Nearly $400K lost to broken Sea-Tac parking machineson December 11, 2012 @ 1:16 pm (Updated: 2:46 pm - 12/11/12 )
A state audit has since discovered at least 10,500 drivers this year have gotten a free ride because of faulty credit card machines at the parking garage. The audit estimates the port has lost about $395,000 in parking charges in the past two years. The number may be higher if you include previous years.
The real question, KIRO Radio's Dave Ross wants to know, is who are these people who reported they weren't charged? He actually wishes he was one of them.
"I wanted to be that guy because it's the free rider problem. It's the free-riders like you who are making my taxes go up," Dave points to co-host Luke Burbank, who imagines the tattle-tellers to be "geeks" who noticed the problems whilst balancing the checkbook.
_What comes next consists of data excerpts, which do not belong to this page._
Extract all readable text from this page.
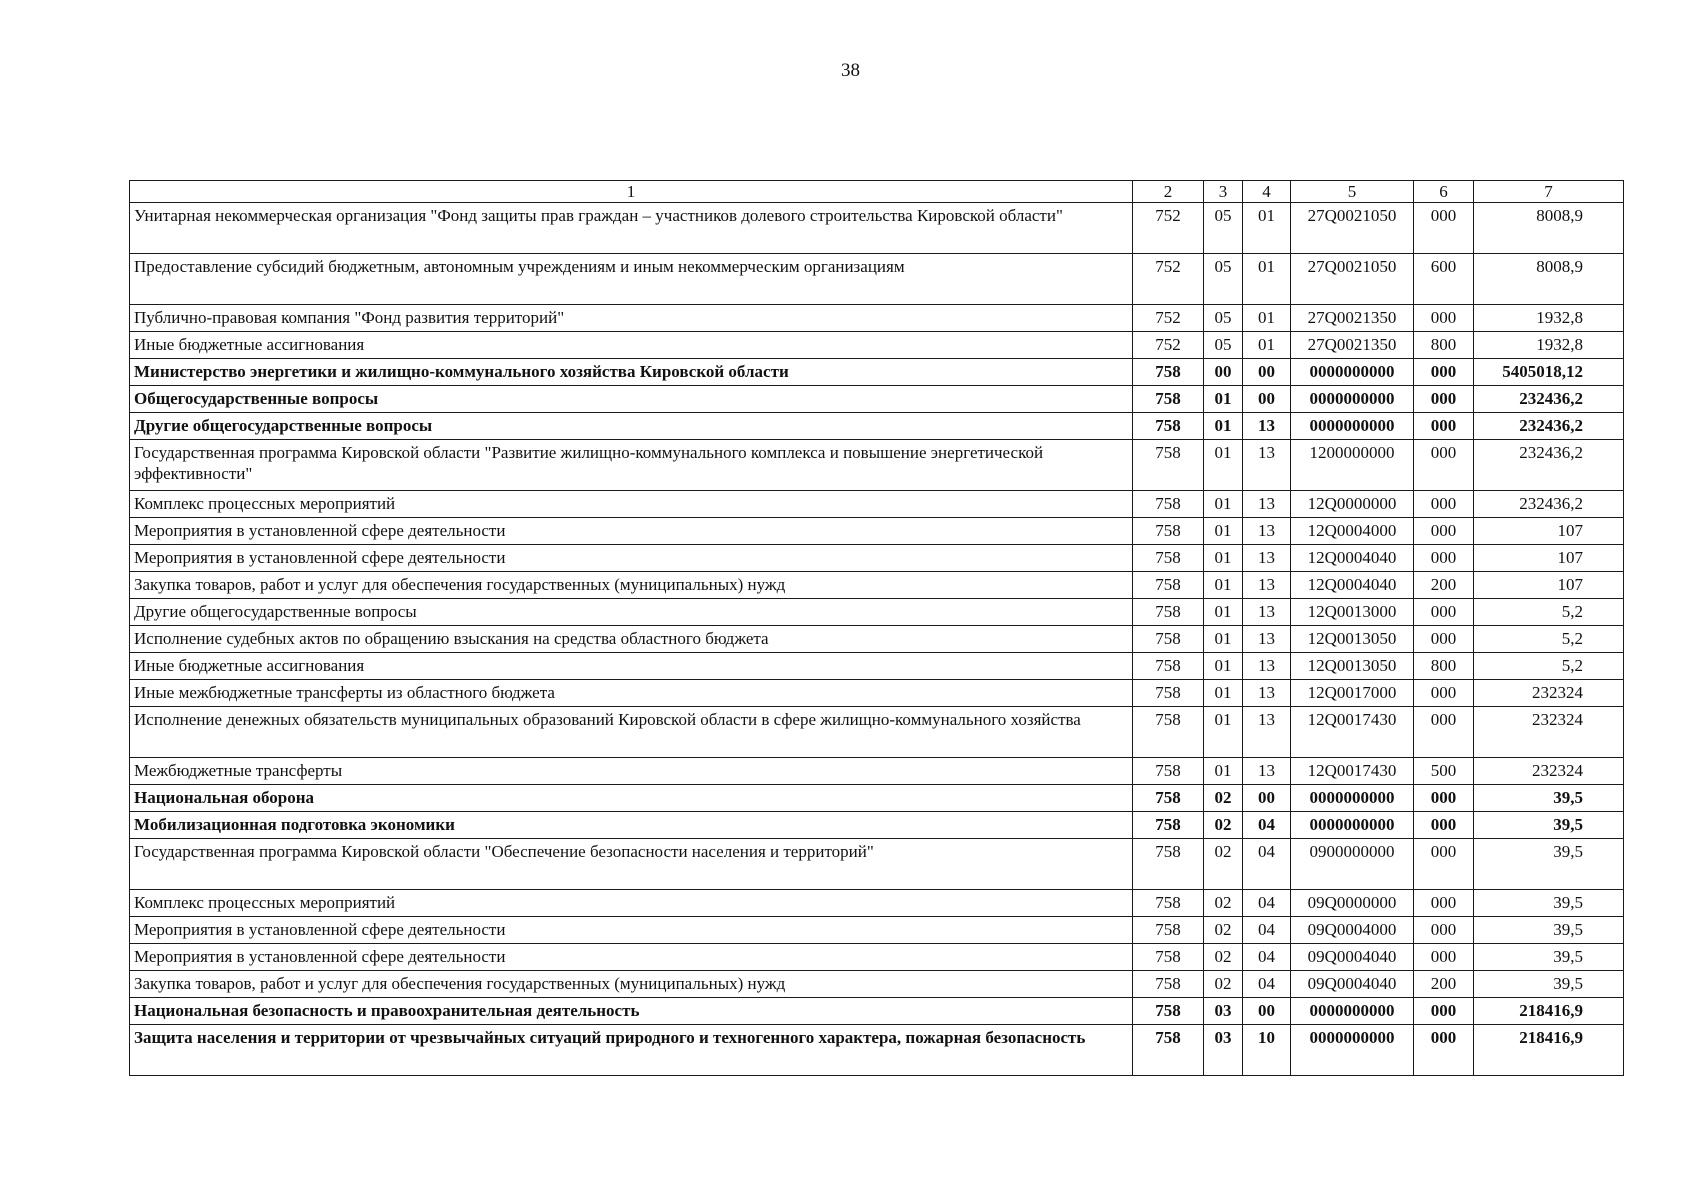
38
1	2	3	4	5	6	7
Унитарная некоммерческая организация "Фонд защиты прав граждан – участников долевого строительства Кировской области"	752	05	01	27Q0021050	000	8008,9
Предоставление субсидий бюджетным, автономным учреждениям и иным некоммерческим организациям	752	05	01	27Q0021050	600	8008,9
Публично-правовая компания "Фонд развития территорий"	752	05	01	27Q0021350	000	1932,8
Иные бюджетные ассигнования	752	05	01	27Q0021350	800	1932,8
Министерство энергетики и жилищно-коммунального хозяйства Кировской области	758	00	00	0000000000	000	5405018,12
Общегосударственные вопросы	758	01	00	0000000000	000	232436,2
Другие общегосударственные вопросы	758	01	13	0000000000	000	232436,2
Государственная программа Кировской области "Развитие жилищно-коммунального комплекса и повышение энергетической эффективности"	758	01	13	1200000000	000	232436,2
Комплекс процессных мероприятий	758	01	13	12Q0000000	000	232436,2
Мероприятия в установленной сфере деятельности	758	01	13	12Q0004000	000	107
Мероприятия в установленной сфере деятельности	758	01	13	12Q0004040	000	107
Закупка товаров, работ и услуг для обеспечения государственных (муниципальных) нужд	758	01	13	12Q0004040	200	107
Другие общегосударственные вопросы	758	01	13	12Q0013000	000	5,2
Исполнение судебных актов по обращению взыскания на средства областного бюджета	758	01	13	12Q0013050	000	5,2
Иные бюджетные ассигнования	758	01	13	12Q0013050	800	5,2
Иные межбюджетные трансферты из областного бюджета	758	01	13	12Q0017000	000	232324
Исполнение денежных обязательств муниципальных образований Кировской области в сфере жилищно-коммунального хозяйства	758	01	13	12Q0017430	000	232324
Межбюджетные трансферты	758	01	13	12Q0017430	500	232324
Национальная оборона	758	02	00	0000000000	000	39,5
Мобилизационная подготовка экономики	758	02	04	0000000000	000	39,5
Государственная программа Кировской области "Обеспечение безопасности населения и территорий"	758	02	04	0900000000	000	39,5
Комплекс процессных мероприятий	758	02	04	09Q0000000	000	39,5
Мероприятия в установленной сфере деятельности	758	02	04	09Q0004000	000	39,5
Мероприятия в установленной сфере деятельности	758	02	04	09Q0004040	000	39,5
Закупка товаров, работ и услуг для обеспечения государственных (муниципальных) нужд	758	02	04	09Q0004040	200	39,5
Национальная безопасность и правоохранительная деятельность	758	03	00	0000000000	000	218416,9
Защита населения и территории от чрезвычайных ситуаций природного и техногенного характера, пожарная безопасность	758	03	10	0000000000	000	218416,9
Airport spokesman Perry Cooper tells Ross and Burbank they've hired a forensic team to try to figure out how to prevent lost transactions and how to reclaim lost funds.
"Shouldn't that company, to save its name, want to refund you the money for that so you don't put up a bunch of critical comments on your website warning other ports?" Dave wonders.
In the meanwhile, there's a team of people trying to figure out where the money is getting lost.
"There's something that has not correctly done its job," Cooper says. "It costs our staff time."
He says before they go after the manufacturer of the machines or the software, they want to be certain of the cause.
It's possible the people who didn't pay, inadvertently, could eventually be charged, but Cooper says they'll have to figure out how to track down the drivers.
The $395,000 is less than 1 percent of the annual revenue the airport collects on parking, according to The Seattle Times. Although parking is the top non-aeronautical source of revenue.
Dave wants the machines fixed. Or, Luke says, give him a handy indicator to let him know which machines are the faulty ones.